Tachibana H, Kobayashi S, Kato Y, Nagakura K, Kaneda Y, Takeuchi T
Department of Parasitology, School of Medicine, Tokai University, Kanagawa, Japan.
Infect Immun. 1990 Apr;58(4):955-60. doi: 10.1128/iai.58.4.955-960.1990.

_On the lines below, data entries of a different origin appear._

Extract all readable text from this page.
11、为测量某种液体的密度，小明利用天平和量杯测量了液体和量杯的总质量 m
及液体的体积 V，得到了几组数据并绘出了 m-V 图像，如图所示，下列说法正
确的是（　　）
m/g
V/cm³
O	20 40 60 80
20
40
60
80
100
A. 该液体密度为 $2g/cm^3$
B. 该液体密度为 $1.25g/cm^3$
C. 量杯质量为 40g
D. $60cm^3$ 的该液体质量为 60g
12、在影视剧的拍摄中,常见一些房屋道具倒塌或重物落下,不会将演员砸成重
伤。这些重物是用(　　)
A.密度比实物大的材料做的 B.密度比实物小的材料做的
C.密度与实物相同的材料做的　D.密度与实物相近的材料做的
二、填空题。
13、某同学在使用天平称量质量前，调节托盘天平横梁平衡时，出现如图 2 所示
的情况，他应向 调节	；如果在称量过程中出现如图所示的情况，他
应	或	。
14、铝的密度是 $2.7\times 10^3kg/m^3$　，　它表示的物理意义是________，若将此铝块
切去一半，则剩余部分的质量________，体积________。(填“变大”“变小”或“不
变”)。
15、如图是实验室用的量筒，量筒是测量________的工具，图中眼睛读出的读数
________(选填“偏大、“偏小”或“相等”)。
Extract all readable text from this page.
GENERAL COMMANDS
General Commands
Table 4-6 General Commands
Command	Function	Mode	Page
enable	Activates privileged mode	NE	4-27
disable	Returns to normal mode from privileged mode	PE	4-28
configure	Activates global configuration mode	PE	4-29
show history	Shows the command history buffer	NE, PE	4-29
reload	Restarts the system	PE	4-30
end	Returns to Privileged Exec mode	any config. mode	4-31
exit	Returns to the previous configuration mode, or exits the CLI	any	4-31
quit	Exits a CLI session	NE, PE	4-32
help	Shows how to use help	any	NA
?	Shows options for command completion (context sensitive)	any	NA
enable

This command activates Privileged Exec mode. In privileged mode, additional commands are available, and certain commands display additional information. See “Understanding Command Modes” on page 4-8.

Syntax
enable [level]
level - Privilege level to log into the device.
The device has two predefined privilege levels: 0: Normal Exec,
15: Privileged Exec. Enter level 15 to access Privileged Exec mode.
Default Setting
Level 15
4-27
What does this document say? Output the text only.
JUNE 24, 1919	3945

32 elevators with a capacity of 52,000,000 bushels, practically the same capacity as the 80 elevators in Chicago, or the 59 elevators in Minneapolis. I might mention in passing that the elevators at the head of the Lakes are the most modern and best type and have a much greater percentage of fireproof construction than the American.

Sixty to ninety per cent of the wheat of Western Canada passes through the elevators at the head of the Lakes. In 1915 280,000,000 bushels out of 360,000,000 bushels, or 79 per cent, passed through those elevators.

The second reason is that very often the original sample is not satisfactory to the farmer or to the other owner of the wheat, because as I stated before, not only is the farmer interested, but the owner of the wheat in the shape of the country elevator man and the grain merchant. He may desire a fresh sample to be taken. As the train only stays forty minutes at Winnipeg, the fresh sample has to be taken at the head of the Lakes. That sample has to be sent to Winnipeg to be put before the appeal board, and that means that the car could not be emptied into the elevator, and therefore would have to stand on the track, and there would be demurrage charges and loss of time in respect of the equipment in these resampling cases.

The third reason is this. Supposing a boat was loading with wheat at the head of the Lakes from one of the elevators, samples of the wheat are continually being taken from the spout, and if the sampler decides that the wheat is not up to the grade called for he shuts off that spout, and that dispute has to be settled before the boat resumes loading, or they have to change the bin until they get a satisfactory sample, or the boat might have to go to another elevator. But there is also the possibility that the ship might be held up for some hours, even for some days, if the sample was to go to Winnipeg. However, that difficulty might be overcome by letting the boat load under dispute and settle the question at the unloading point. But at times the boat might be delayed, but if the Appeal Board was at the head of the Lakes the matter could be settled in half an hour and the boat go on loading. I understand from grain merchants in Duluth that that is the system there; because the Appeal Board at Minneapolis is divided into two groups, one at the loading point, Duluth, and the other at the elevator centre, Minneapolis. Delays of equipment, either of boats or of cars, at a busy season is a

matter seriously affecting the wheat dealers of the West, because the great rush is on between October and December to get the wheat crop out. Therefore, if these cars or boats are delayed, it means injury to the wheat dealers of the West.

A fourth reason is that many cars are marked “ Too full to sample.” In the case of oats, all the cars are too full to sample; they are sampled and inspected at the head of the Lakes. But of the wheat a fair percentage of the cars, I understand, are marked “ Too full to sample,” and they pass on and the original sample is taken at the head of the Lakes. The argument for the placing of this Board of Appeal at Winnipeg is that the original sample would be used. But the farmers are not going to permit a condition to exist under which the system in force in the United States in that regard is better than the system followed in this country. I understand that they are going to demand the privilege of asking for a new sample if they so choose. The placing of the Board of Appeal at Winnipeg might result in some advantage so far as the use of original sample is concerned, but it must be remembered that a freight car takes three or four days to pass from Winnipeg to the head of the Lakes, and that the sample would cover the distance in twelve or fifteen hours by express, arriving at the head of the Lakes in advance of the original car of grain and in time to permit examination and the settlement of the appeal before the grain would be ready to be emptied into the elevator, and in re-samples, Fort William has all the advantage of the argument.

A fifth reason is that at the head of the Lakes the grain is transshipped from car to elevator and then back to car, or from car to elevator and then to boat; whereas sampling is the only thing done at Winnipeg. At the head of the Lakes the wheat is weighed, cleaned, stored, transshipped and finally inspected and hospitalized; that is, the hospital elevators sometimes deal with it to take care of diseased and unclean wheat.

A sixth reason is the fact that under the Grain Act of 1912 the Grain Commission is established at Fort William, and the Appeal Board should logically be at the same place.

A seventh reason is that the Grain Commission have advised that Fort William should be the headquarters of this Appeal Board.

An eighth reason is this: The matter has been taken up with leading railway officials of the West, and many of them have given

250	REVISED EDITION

A monoclonal antibody (MAb) produced against trophozoites of Entamoeba histolytica strain HM-1:IMSS, reacted with all of 42 isolates and 4 clones showing pathogenic zymodeme (Z) patterns, i.e., Z-II, Z-II alpha-, Z-II (glucose phosphate isomerase: gamma +), Z-VII, Z-VII (glucose phosphate isomerase: alpha lack, gamma +), Z-XI, Z-XIV, and Z-XIX, regardless of culture conditions, geographical origins, or host symptoms in an indirect fluorescence antibody test. In contrast, the MAb failed to react with 14 isolates possessing nonpathogenic zymodemes Z-I and Z-VIII and did not react with other enteric protozoan parasites, such as E. histolytica-like Laredo, Entamoeba hartmanni, Entamoeba coli, Endolimax nana, Dientamoeba fragilis, Trichomonas hominis, and Giardia lamblia. Western immunoblotting analysis showed that the molecular weight of the antigenic component recognized by the MAb was exclusively 30,000 in pathogenic isolates of different zymodemes. These results suggest that the 30,000-molecular-weight antigen is a marker of pathogenic isolates and that the indirect fluorescent-antibody test with the MAb is useful for the accurate discrimination of pathogenic amebae.
一种针对溶组织内阿米巴HM - 1:IMSS株滋养体产生的单克隆抗体(MAb),在间接荧光抗体试验中,与所有42株分离株和4个克隆发生反应,这些分离株和克隆呈现致病性酶谱(Z)模式,即Z - II、Z - IIα -、Z - II(葡萄糖磷酸异构酶:γ +)、Z - VII、Z - VII(葡萄糖磷酸异构酶:α缺乏,γ +)、Z - XI、Z - XIV和Z - XIX,无论培养条件、地理来源或宿主症状如何。相比之下,该单克隆抗体未能与14株具有非致病性酶谱Z - I和Z - VIII的分离株发生反应,也未与其他肠道原生动物寄生虫发生反应,如类溶组织内阿米巴拉雷多、哈氏内阿米巴、结肠内阿米巴、微小内蜒阿米巴、脆弱双核阿米巴、人毛滴虫和蓝氏贾第鞭毛虫。蛋白质免疫印迹分析表明,在不同酶谱的致病性分离株中,该单克隆抗体识别的抗原成分的分子量仅为30,000。这些结果表明,分子量为30,000的抗原是致病性分离株的标志物,并且用该单克隆抗体进行间接荧光抗体试验有助于准确鉴别致病性阿米巴。